BEIRUT: Elite government forces backed by Hezbollah converged Tuesday on the north Syrian city of Aleppo as rebels bolstered their own fighters in readiness for a major showdown, a monitor said.
Rami Abdel Rahman of the Syrian Observatory for Human Rights said it was likely that pro-regime forces were preparing to lay siege to rebel-held parts of Aleppo, the country's pre-war commercial capital.
The rebels fighting to oust President Bashar al-Assad have controlled parts of the northern city since they wrested them from the government's hands in July 2012.
"Commando troop reinforcements from the Republican Guard and from (Lebanon's) Hezbollah continued to be sent, in a bid to surround Aleppo city," the Observatory said.
At the same time, "rebel and (allied) Islamist brigades sent reinforcements of their own... through the eastern entrance to Aleppo city," added the Britain-based organisation.
Aleppo was Syria's most populous city before the conflict, but it is now a major battle zone split into areas controlled by the rebels concentrated in the east and those held by the government mainly in the west.
The rebel-held areas have come under daily aerial bombardment since December.
The Observatory says the offensive has killed some 2,000 civilians, including more than 500 children, since January.
It has also forced tens of thousands of families to flee.
On Tuesday, fresh air strikes hit Marea, a rebel town in Aleppo province, as well as Tal Rifaat village nearby, killing a child, said the Observatory.
A mortar struck the government-held district of Ashrafiyeh, in Aleppo city, it added.

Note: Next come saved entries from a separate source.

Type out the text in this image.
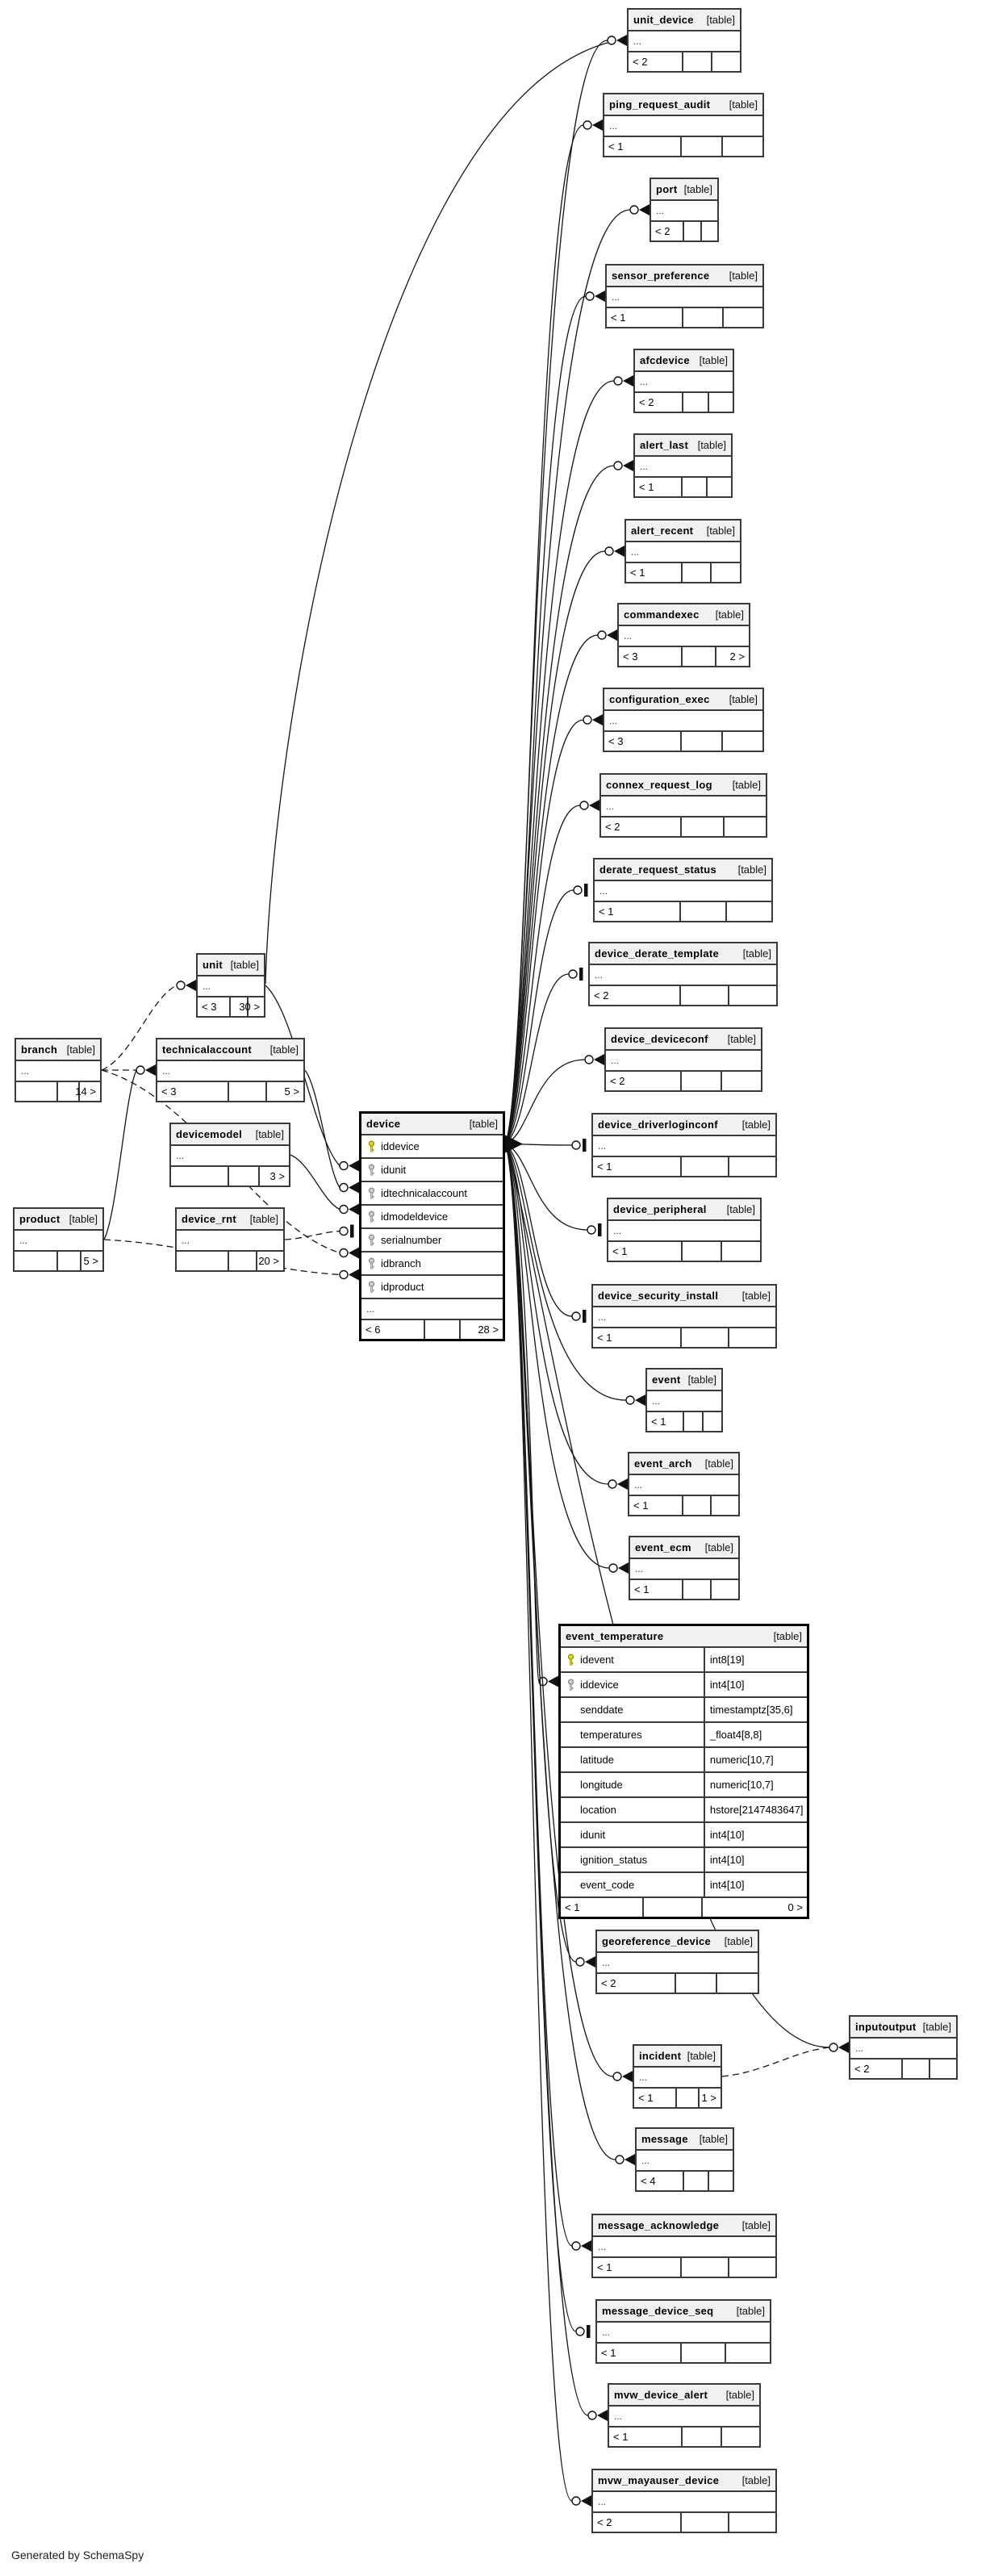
unit_device [table]
...
< 2
ping_request_audit [table]
...
< 1
port [table]
...
< 2
sensor_preference [table]
...
< 1
afcdevice [table]
...
< 2
alert_last [table]
...
< 1
alert_recent [table]
...
< 1
commandexec [table]
...
< 3	2 >
configuration_exec [table]
...
< 3
connex_request_log [table]
...
< 2
derate_request_status [table]
...
< 1
device_derate_template [table]
...
< 2
device_deviceconf [table]
...
< 2
device_driverloginconf [table]
...
< 1
device_peripheral [table]
...
< 1
device_security_install [table]
...
< 1
event [table]
...
< 1
event_arch [table]
...
< 1
event_ecm [table]
...
< 1
event_temperature	[table]
idevent	int8[19]
iddevice	int4[10]
senddate	timestamptz[35,6]
temperatures	_float4[8,8]
latitude	numeric[10,7]
longitude	numeric[10,7]
location	hstore[2147483647]
idunit	int4[10]
ignition_status	int4[10]
event_code	int4[10]
< 1	0 >
georeference_device [table]
...
< 2
inputoutput [table]
...
< 2
incident [table]
...
< 1	1 >
message [table]
...
< 4
message_acknowledge [table]
...
< 1
message_device_seq [table]
...
< 1
mvw_device_alert [table]
...
< 1
mvw_mayauser_device [table]
...
< 2
unit [table]
...
< 3	30 >
branch [table]
...
14 >
technicalaccount [table]
...
< 3	5 >
devicemodel [table]
...
3 >
product [table]
...
5 >
device_rnt [table]
...
20 >
device	[table]
iddevice
idunit
idtechnicalaccount
idmodeldevice
serialnumber
idbranch
idproduct
...
< 6	28 >
Generated by SchemaSpy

The developments come two days after the opposition National Coalition warned the regime is preparing to launch a major assault on Aleppo.
Compounding the rebels' fears are recent advances throughout the north and east of Syria by the radical Islamic State (IS), which recently declared the establishment of a "caliphate" straddling Syria and Iraq.
Rebels have been fighting IS since January.
The jihadist group was initially welcomed in Syria by some opponents as potential allies, but its systematic abuses and quest for domination has turned the rebels -- even the Islamists -- against them.
IS has recently been emboldened by a lightening offensive it has spearheaded in Iraq, where it has captured vast amounts of heavy weapons from fleeing Iraqi troops.
Rebels have frequently said IS's interests overlap with the regime's.
On Monday, Abdul Ilah al-Bashir, who heads the Free Syrian Army's Supreme Military Council, said the regime and IS "complete each other".
His statement came a day before a convoy of 50 vehicles that belong to a group in the northwestern province of Idlib that has pledged loyalty to IS travelled through regime-held areas to jihadist-held Raqa in the north and Al-Bab near Aleppo, according to the Observatory.
"Just as the regime is advancing on Aleppo city, IS is advancing on its countryside. The regime is happy the rebels have to fight on two fronts," said Abdel Rahman.
Syria's war began as a peaceful movement calling for political change, but morphed into a war after Assad's regime unleashed a massive crackdown on dissent.